Automatically applying components based on crash stacktrace and information from OWNERS files.

If this is incorrect, please apply the Test-Predator-Wrong-Components label.

Automatically assigning owner based on suspected regression changelist https://chromium.googlesource.com/v8/v8/+/1bd483222a8bbc53c1a7428181be904b1c4c15d5 ([cleanup] Fix uses of V8_DEPRECATE_SOON methods in v8).

If this is incorrect, please let us know why and apply the Test-Predator-Wrong-CLs label. If you aren't the correct owner for this issue, please unassign yourself as soon as possible so it can be re-triaged.

Smaller repro:

async_hooks.createHook({
  init() {
  }
}).enable();

async function f() {
}

function t() {
  try {
    return t();
  } catch (e) {
    return f();
  }
}
t();

Looks like it exhausts the stack then calls an async function which triggers the hook which then throws another exception (due to still exhausted stack) and that causes ToLocalChecked to be called on an empty MaybeLocal.

I will rollback the part of the patch that did that. Not sure how to write a test for this since when this code actually works it will throw an exception for the stack exhaustion. Any attempt to catch that at the top-level seems to make the original problem go away. Possibly it needs a cctest rather than mjsunit.

 Issue 865844  has been merged into this issue.
 Issue 865850  has been merged into this issue.
 Issue 865857  has been merged into this issue.

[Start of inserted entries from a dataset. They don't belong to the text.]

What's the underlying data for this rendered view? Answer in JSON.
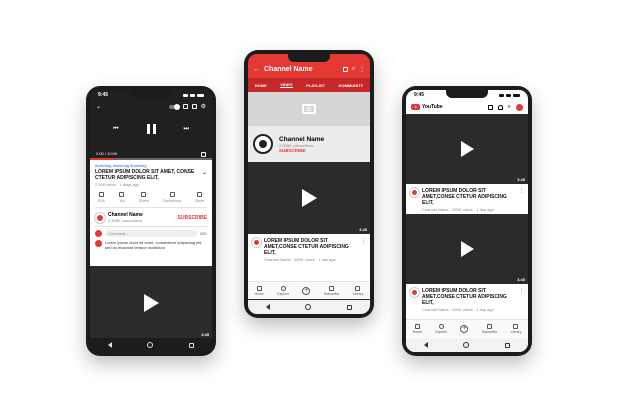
{
  "left_phone": {
    "time": "9:45",
    "progress": "2:00 / 10:00",
    "hashtags": "#hashtag #hashtag #hashtag",
    "video_title": "LOREM IPSUM DOLOR SIT AMET, CONSE CTETUR ADIPISCING ELIT,",
    "video_meta": "2,266 views · 1 days ago",
    "actions": [
      {
        "count": "52K",
        "icon": "thumbs-up-icon"
      },
      {
        "count": "1M",
        "icon": "thumbs-down-icon"
      },
      {
        "count": "Share",
        "icon": "share-icon"
      },
      {
        "count": "Download",
        "icon": "download-icon"
      },
      {
        "count": "Save",
        "icon": "save-icon"
      }
    ],
    "channel_name": "Channel Name",
    "subscribers": "2,308K subscribers",
    "subscribe": "SUBSCRIBE",
    "comment_placeholder": "Comment...",
    "comment_count": "22K",
    "comment_text": "Lorem ipsum dolor sit amet, consectetur adipiscing elit, sed do eiusmod tempor incididunt",
    "duration": "3.45"
  },
  "center_phone": {
    "title": "Channel Name",
    "tabs": [
      "HOME",
      "VIDEO",
      "PLAYLIST",
      "KOMMUNITY"
    ],
    "channel_name": "Channel Name",
    "subscribers": "2,308K subscribers",
    "subscribe": "SUBSCRIBE",
    "duration": "3.45",
    "video_title": "LOREM IPSUM DOLOR SIT AMET,CONSE CTETUR ADIPISCING ELIT,",
    "video_meta": "Channel Name · 320K views · 1 day ago",
    "bottom_nav": [
      "Home",
      "Explore",
      "",
      "Subscribe",
      "Library"
    ]
  },
  "right_phone": {
    "time": "9:45",
    "logo": "YouTube",
    "videos": [
      {
        "title": "LOREM IPSUM DOLOR SIT AMET,CONSE CTETUR ADIPISCING ELIT,",
        "meta": "Channel Name · 320K views · 1 day ago",
        "duration": "3.45"
      },
      {
        "title": "LOREM IPSUM DOLOR SIT AMET,CONSE CTETUR ADIPISCING ELIT,",
        "meta": "Channel Name · 320K views · 1 day ago",
        "duration": "3.45"
      }
    ],
    "bottom_nav": [
      "Home",
      "Explore",
      "",
      "Subscribe",
      "Library"
    ]
  },
  "colors": {
    "accent": "#e53935",
    "dark": "#1f1f1f"
  }
}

Please confirm if this commit fixes it: https://chromium.googlesource.com/v8/v8.git/+/4a28271feeff2dc95ac08c01dc0879facefd58f9

The following revision should also fix this bug:
  https://chromium.googlesource.com/v8/v8.git/+/4a28271feeff2dc95ac08c01dc0879facefd58f9

commit 4a28271feeff2dc95ac08c01dc0879facefd58f9
Author: Maya Lekova <mslekova@chromium.org>
Date: Mon Jul 23 13:34:50 2018

[async] Improve error handling when running async hooks

If an exception is thrown in instrumented async code, for instance
  await import('non-existing-module')
it should be correctly reported by the hooks that run around this code.
Also calling ToLocalChecked() on the hook result is wrong if the hook
has thrown an exception.

Bug:   chromium:865892  
Change-Id: I5712376fe4426a3e49223d821e4647150887a258
Reviewed-on: https://chromium-review.googlesource.com/1146561
Commit-Queue: Maya Lekova <mslekova@chromium.org>
Reviewed-by: Yang Guo <yangguo@chromium.org>
Reviewed-by: Benedikt Meurer <bmeurer@chromium.org>
Reviewed-by: Dan Elphick <delphick@chromium.org>
Cr-Commit-Position: refs/heads/master@{#54610}
[modify] https://crrev.com/4a28271feeff2dc95ac08c01dc0879facefd58f9/src/async-hooks-wrapper.cc
[modify] https://crrev.com/4a28271feeff2dc95ac08c01dc0879facefd58f9/src/isolate.h
[add] https://crrev.com/4a28271feeff2dc95ac08c01dc0879facefd58f9/test/mjsunit/regress/regress-crbug-865892.js

ClusterFuzz testcase 5375861193441280 is verified as fixed, so closing issue as verified.

If this is incorrect, please add ClusterFuzz-Wrong label and re-open the issue.

ClusterFuzz has detected this issue as fixed in range 54609:54610.

Detailed report: https://clusterfuzz.com/testcase?key=6363995460861952

Fuzzer: ochang_js_fuzzer
Job Type: linux_asan_d8_dbg
Platform Id: linux

Crash Type: Ill
Crash Address: 0x7f7a2ff15508
Crash State:
  v8::Utils::ReportApiFailure
  ToLocalChecked
  v8::AsyncHooks::PromiseHookDispatch
  
Sanitizer: address (ASAN)

Regressed: https://clusterfuzz.com/revisions?job=linux_asan_d8_dbg&range=54549:54550
Fixed: https://clusterfuzz.com/revisions?job=linux_asan_d8_dbg&range=54609:54610

Reproducer Testcase: https://clusterfuzz.com/download?testcase_id=6363995460861952

See https://github.com/google/clusterfuzz-tools for more information.

If you suspect that the result above is incorrect, try re-doing that job on the test case report page.